With the analyses under its belt, EPA is now developing a Universal Description and Discovery Integration registry that will catalog its available services.

Mark Zalubas, CTO for consultant Merlin International of Englewood, Colo., agrees that a careful analysis of what data consumers need should precede any rollout of SOA services. But he adds that because two or more agencies may maintain the same data, it's important to know what other agencies are doing. "If you offer a data set that's available from three other agencies, your ROI will be one-quarter of what it would be if you're the only source for that data," Zalubas says.

Assuring Data Quality

If more than one agency is able to provide the same data, in Darwinian fashion, the one offering the most reliable information will squeeze out the other sources because organizations fail to create applications around that data. Accordingly, EPA has created a set of quality assurance services. "They were developed to help our partners test their data prior to submission with schema validation and extended business rule evaluation," Sullivan says.

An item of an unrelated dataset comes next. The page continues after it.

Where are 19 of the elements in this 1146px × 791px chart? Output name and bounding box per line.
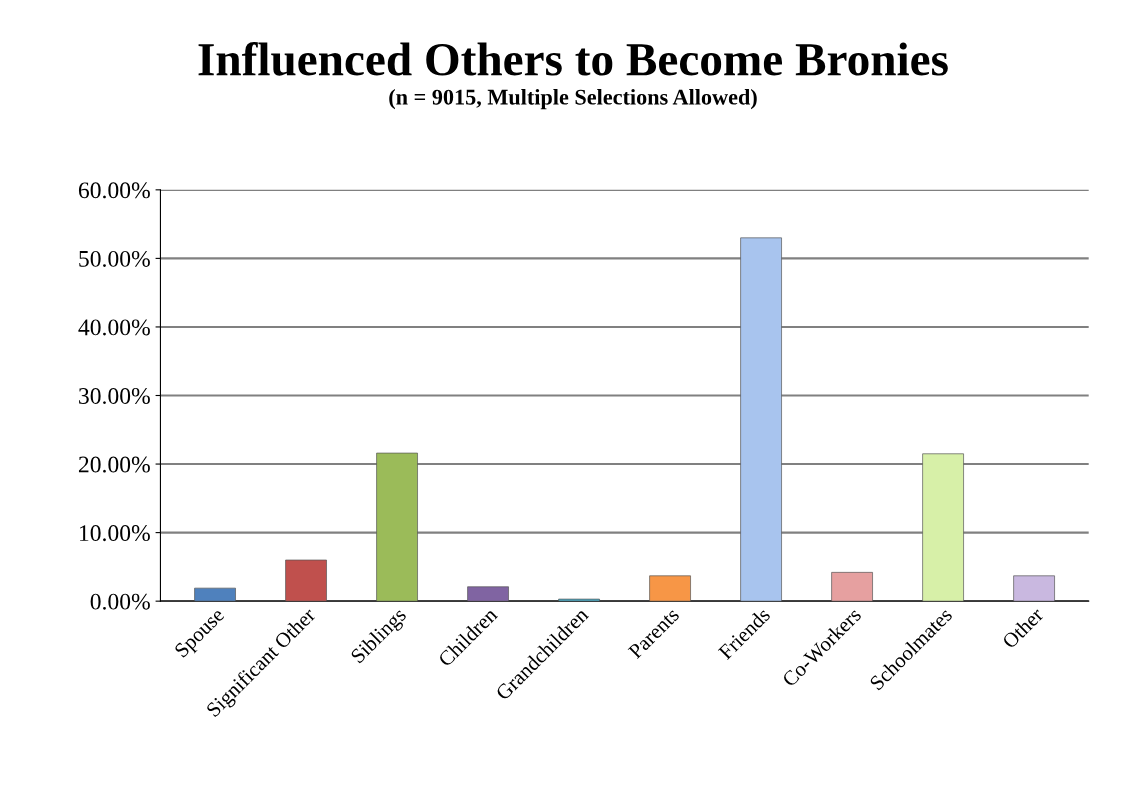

Even if the data is pristine, its value falls to zero if the terminology means different things to different organizations. SOA success turns on exposing the data in common ways versus retooling back-end systems to allow point-to-point interfaces. "Semantics is an extremely important issue when sharing data. You have to make sure everyone is speaking the same language," says Kshemendra Paul, chief enterprise architect at the Justice Department. Paul is also the program executive for the National Information Exchange Model (NIEM) project, a joint Homeland Security and Justice initiative aimed at creating a standard vocabulary for law enforcement data.

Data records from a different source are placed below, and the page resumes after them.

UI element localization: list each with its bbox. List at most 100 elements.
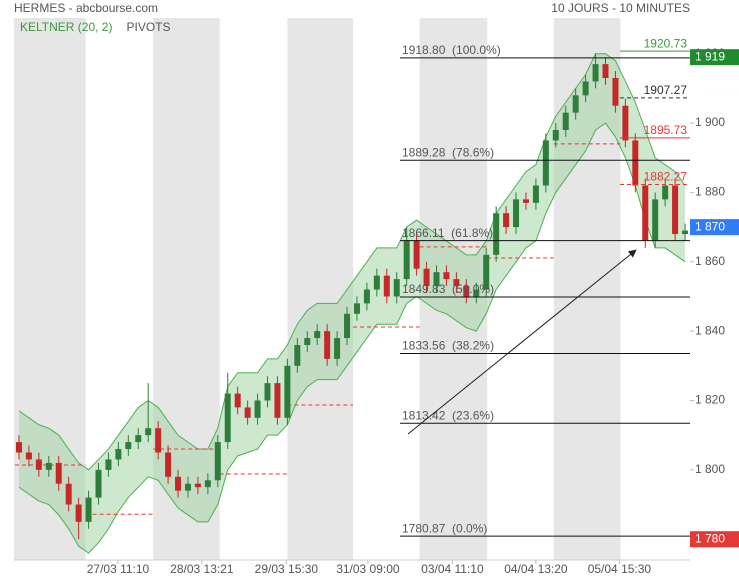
candle-body (15, 442, 22, 453)
y-tick-label: 1 880 (695, 185, 725, 199)
candle-body (334, 338, 341, 359)
candle-body (85, 497, 92, 522)
candle-body (65, 483, 72, 505)
fib-label: 1813.42 (23.6%) (402, 408, 494, 422)
trend-arrow (407, 249, 637, 435)
candle-body (612, 77, 619, 106)
fib-label: 1833.56 (38.2%) (402, 339, 494, 353)
candle-body (175, 476, 182, 491)
candle-body (294, 345, 301, 366)
candle-body (572, 95, 579, 113)
candle-body (592, 64, 599, 82)
candle-body (652, 199, 659, 241)
chart-subtitle: 10 JOURS - 10 MINUTES (551, 1, 690, 15)
y-tick-label: 1 800 (695, 462, 725, 476)
candle-body (75, 504, 82, 522)
x-tick-label: 04/04 13:20 (504, 562, 568, 576)
candle-body (284, 365, 291, 418)
y-tick-label: 1 820 (695, 393, 725, 407)
fib-label: 1849.83 (50.0%) (402, 282, 494, 296)
price-tag (690, 219, 739, 236)
candle-body (393, 279, 400, 297)
fib-label: 1866.11 (61.8%) (402, 226, 493, 240)
price-tag (690, 49, 739, 66)
candle-body (363, 289, 370, 304)
candle-body (95, 469, 102, 498)
price-tag-label: 1 870 (695, 219, 725, 233)
pivot-label: 1882.27 (644, 170, 688, 184)
plot-area (14, 53, 689, 554)
y-tick-label: 1 860 (695, 254, 725, 268)
candle-body (234, 393, 241, 408)
candle-body (314, 331, 321, 339)
fib-label: 1918.80 (100.0%) (402, 43, 501, 57)
candle-body (383, 275, 390, 297)
candle-body (125, 442, 132, 450)
candle-body (662, 185, 669, 200)
candle-body (423, 268, 430, 287)
x-tick-label: 03/04 11:10 (421, 562, 484, 576)
candle-body (344, 313, 351, 339)
candle-body (373, 275, 380, 290)
candle-body (622, 105, 629, 141)
candle-body (25, 452, 32, 460)
candle-body (135, 435, 142, 443)
price-tag-label: 1 780 (695, 531, 725, 545)
chart-title: HERMES - abcbourse.com (14, 1, 158, 15)
keltner-band (18, 53, 686, 554)
candle-body (493, 213, 500, 255)
candle-body (542, 140, 549, 186)
candle-body (682, 230, 689, 235)
keltner-lower (18, 122, 686, 554)
candle-body (473, 289, 480, 297)
session-shade (287, 18, 353, 560)
candle-body (45, 462, 52, 470)
candle-body (403, 240, 410, 280)
y-tick-label: 1 840 (695, 323, 725, 337)
x-tick-label: 05/04 15:30 (588, 562, 652, 576)
price-tag (690, 531, 739, 548)
candle-body (513, 199, 520, 228)
candle-body (552, 130, 559, 141)
candle-body (324, 331, 331, 359)
candle-body (204, 480, 211, 488)
indicator-label: PIVOTS (126, 20, 170, 34)
candle-body (433, 272, 440, 287)
pivot-label: 1907.27 (644, 83, 688, 97)
candle-body (155, 428, 162, 453)
candle-body (145, 428, 152, 436)
keltner-upper (18, 53, 686, 471)
candle-body (642, 185, 649, 241)
candle-body (244, 407, 251, 418)
fib-label: 1780.87 (0.0%) (402, 521, 487, 535)
pivot-label: 1895.73 (644, 123, 688, 137)
candle-body (274, 383, 281, 418)
overlays: 1918.80 (100.0%) 1889.28 (78.6%) 1866.11 (… (400, 36, 690, 537)
x-tick-label: 29/03 15:30 (255, 562, 319, 576)
candle-body (55, 462, 62, 484)
candle-body (184, 483, 191, 491)
candle-body (443, 272, 450, 280)
x-tick-label: 27/03 11:10 (87, 562, 150, 576)
candle-body (304, 338, 311, 346)
candle-body (264, 383, 271, 401)
candle-body (463, 286, 470, 297)
candle-body (483, 254, 490, 290)
candle-body (194, 483, 201, 488)
candle-body (632, 140, 639, 186)
candle-body (254, 400, 261, 418)
pivot-label: 1920.73 (644, 36, 688, 50)
x-tick-label: 31/03 09:00 (336, 562, 400, 576)
candle-body (582, 81, 589, 96)
x-tick-label: 28/03 13:21 (170, 562, 234, 576)
candle-body (532, 185, 539, 203)
price-tag-label: 1 919 (695, 49, 725, 63)
candle-body (453, 279, 460, 287)
candle-body (115, 449, 122, 460)
axes: KELTNER (20, 2) PIVOTS 1 800 1 820 1 840 1 86… (14, 20, 739, 576)
indicator-label: KELTNER (20, 2) (20, 20, 112, 34)
candle-body (353, 303, 360, 314)
candle-body (503, 213, 510, 228)
candle-body (602, 64, 609, 78)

For example, law enforcement organizations use different terms to describe criminal events. Words such as "incident," "event" and "case" can all mean the same thing, but for systems to exchange information there has to be common word and definition use, Paul says. In another example, police often refer to people charged with committing crimes as "offenders," while courts refer to them as "defendants." When an agency crafts Web services using XML to tag the data, there must be agreement on the terms, Paul says.

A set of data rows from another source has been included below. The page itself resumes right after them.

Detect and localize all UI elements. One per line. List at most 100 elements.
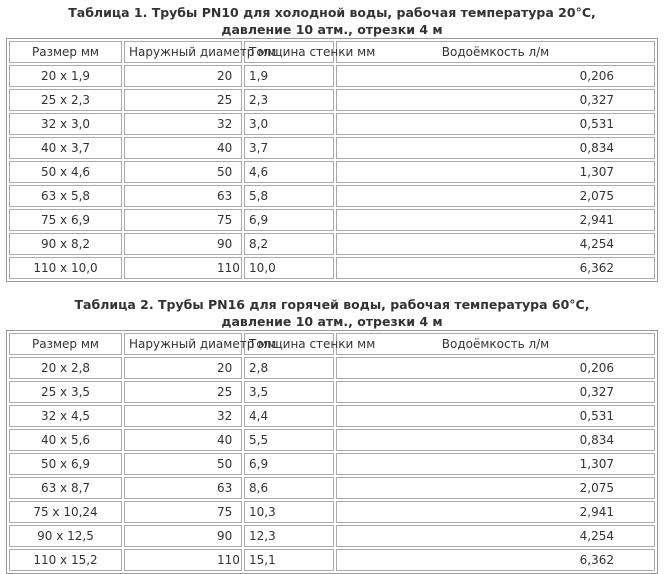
table-cell: 2,3 [244,89,334,111]
table-row: 25 x 3,5 25 3,5 0,327 [9,381,655,403]
data-table: Размер мм Наружный диаметр мм Толщина стен… [6,330,658,574]
table-title: давление 10 атм., отрезки 4 м [221,22,443,37]
table-cell: 20 x 1,9 [9,65,122,87]
table-cell: 4,254 [336,233,655,255]
table-row: 75 x 6,9 75 6,9 2,941 [9,209,655,231]
table-cell: 0,834 [336,137,655,159]
table-cell: 40 [124,137,242,159]
table-cell: 90 [124,233,242,255]
table-cell: 50 x 4,6 [9,161,122,183]
table-cell: 0,206 [336,65,655,87]
table-row: 75 x 10,24 75 10,3 2,941 [9,501,655,523]
table-cell: 32 [124,113,242,135]
table-cell: 25 x 3,5 [9,381,122,403]
table-cell: 40 [124,429,242,451]
table-cell: 90 x 8,2 [9,233,122,255]
table-cell: 6,9 [244,453,334,475]
table-cell: 50 [124,453,242,475]
table-cell: 90 [124,525,242,547]
table-cell: 25 [124,381,242,403]
table-cell: 10,0 [244,257,334,279]
header-cell: Толщина стенки мм [244,41,375,63]
table-cell: 40 x 3,7 [9,137,122,159]
table-title: Таблица 1. Трубы PN10 для холодной воды,… [68,5,596,20]
table-cell: 20 x 2,8 [9,357,122,379]
table-cell: 110 [124,549,242,571]
table-cell: 5,8 [244,185,334,207]
table-cell: 0,206 [336,357,655,379]
table-cell: 2,941 [336,501,655,523]
table-row: 63 x 5,8 63 5,8 2,075 [9,185,655,207]
table-cell: 32 x 3,0 [9,113,122,135]
table-cell: 50 [124,161,242,183]
table-cell: 32 [124,405,242,427]
table-cell: 3,5 [244,381,334,403]
table-cell: 6,9 [244,209,334,231]
table-cell: 75 [124,209,242,231]
table-cell: 63 [124,185,242,207]
table-cell: 63 [124,477,242,499]
table-row: 63 x 8,7 63 8,6 2,075 [9,477,655,499]
table-cell: 3,7 [244,137,334,159]
table-row: 32 x 3,0 32 3,0 0,531 [9,113,655,135]
table-row: 32 x 4,5 32 4,4 0,531 [9,405,655,427]
table-cell: 4,4 [244,405,334,427]
table-cell: 20 [124,65,242,87]
table-cell: 10,3 [244,501,334,523]
header-cell: Водоёмкость л/м [336,333,655,355]
table-row: 20 x 2,8 20 2,8 0,206 [9,357,655,379]
table-cell: 25 [124,89,242,111]
table-cell: 75 x 10,24 [9,501,122,523]
table-cell: 40 x 5,6 [9,429,122,451]
table-cell: 5,5 [244,429,334,451]
table-cell: 3,0 [244,113,334,135]
header-cell: Водоёмкость л/м [336,41,655,63]
table-cell: 1,9 [244,65,334,87]
table-row: 50 x 4,6 50 4,6 1,307 [9,161,655,183]
table-title: Таблица 2. Трубы PN16 для горячей воды, … [74,297,590,312]
header-row: Размер мм Наружный диаметр мм Толщина стен… [9,41,655,63]
table-cell: 0,531 [336,113,655,135]
table-cell: 4,6 [244,161,334,183]
table-title: давление 10 атм., отрезки 4 м [221,314,443,329]
table-cell: 63 x 8,7 [9,477,122,499]
table-cell: 75 x 6,9 [9,209,122,231]
table-cell: 8,2 [244,233,334,255]
table-cell: 25 x 2,3 [9,89,122,111]
header-cell: Размер мм [9,41,122,63]
table-row: 25 x 2,3 25 2,3 0,327 [9,89,655,111]
table-row: 20 x 1,9 20 1,9 0,206 [9,65,655,87]
header-cell: Наружный диаметр мм [124,333,276,355]
table-cell: 2,075 [336,477,655,499]
table-cell: 90 x 12,5 [9,525,122,547]
table-cell: 0,834 [336,429,655,451]
table-cell: 2,075 [336,185,655,207]
table-cell: 15,1 [244,549,334,571]
table-cell: 4,254 [336,525,655,547]
table-cell: 12,3 [244,525,334,547]
header-row: Размер мм Наружный диаметр мм Толщина стен… [9,333,655,355]
table-cell: 20 [124,357,242,379]
table-cell: 2,8 [244,357,334,379]
data-table: Размер мм Наружный диаметр мм Толщина стен… [6,38,658,282]
header-cell: Толщина стенки мм [244,333,375,355]
table-cell: 0,327 [336,89,655,111]
table-cell: 32 x 4,5 [9,405,122,427]
table-row: 40 x 5,6 40 5,5 0,834 [9,429,655,451]
table-cell: 110 x 15,2 [9,549,122,571]
table-cell: 63 x 5,8 [9,185,122,207]
table-row: 90 x 12,5 90 12,3 4,254 [9,525,655,547]
table-cell: 110 x 10,0 [9,257,122,279]
table-row: 40 x 3,7 40 3,7 0,834 [9,137,655,159]
table-cell: 0,327 [336,381,655,403]
table-row: 90 x 8,2 90 8,2 4,254 [9,233,655,255]
table-row: 110 x 10,0 110 10,0 6,362 [9,257,655,279]
header-cell: Наружный диаметр мм [124,41,276,63]
table-cell: 6,362 [336,257,655,279]
table-cell: 8,6 [244,477,334,499]
table-cell: 1,307 [336,161,655,183]
table-cell: 2,941 [336,209,655,231]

The semantics problem is large, and if Justice attempted to standardize and integrate all local, state, tribal and federal databases, the project could quickly become unmanageable. For that reason, Paul says, NIEM will be most useful in providing services to communities of interest as a framework for groups that share common data needs. "This approach eliminates the need to make all data NIEM-compliant. The communities' members can concentrate their efforts on data that is being shared across their domains," he says.

Building New

Although many SOA projects aim at sharing data from legacy systems, EPA's Sullivan sees the potential for new applications and new ways to enable Web services, the cornerstone of SOA. "The rules of the road for data warehousing and operational systems all have to evolve," Sullivan says. He points out that the manner in which services are created out of data "requires the underlying technologies to be consistent with the service-orientation concept." Traditional data warehousing rules are not predicated on the exchange of object services, he says. But with SOA, systems are much more interdependent.

Although SOA is a proven technology, it is not yet a proven process in the federal government. Federal entities will have little trouble with XML tagging, but they will be challenged with dealing with data quality, data redundancy, licensing, charge back and ROI. Nonetheless, it's a promising tool, CBP's MacDonald says.

Although CBP is just beginning to implement SOA, he believes it will become a major factor in the information infrastructure at Homeland Security and, more broadly, within government generally. "One of the key reasons DHS was put together, at great expense, was to allow us to share data," he says. "If one agency within DHS knows something — say about a person — all agencies within DHS should have access to that information. SOA gives us a way forward to this goal."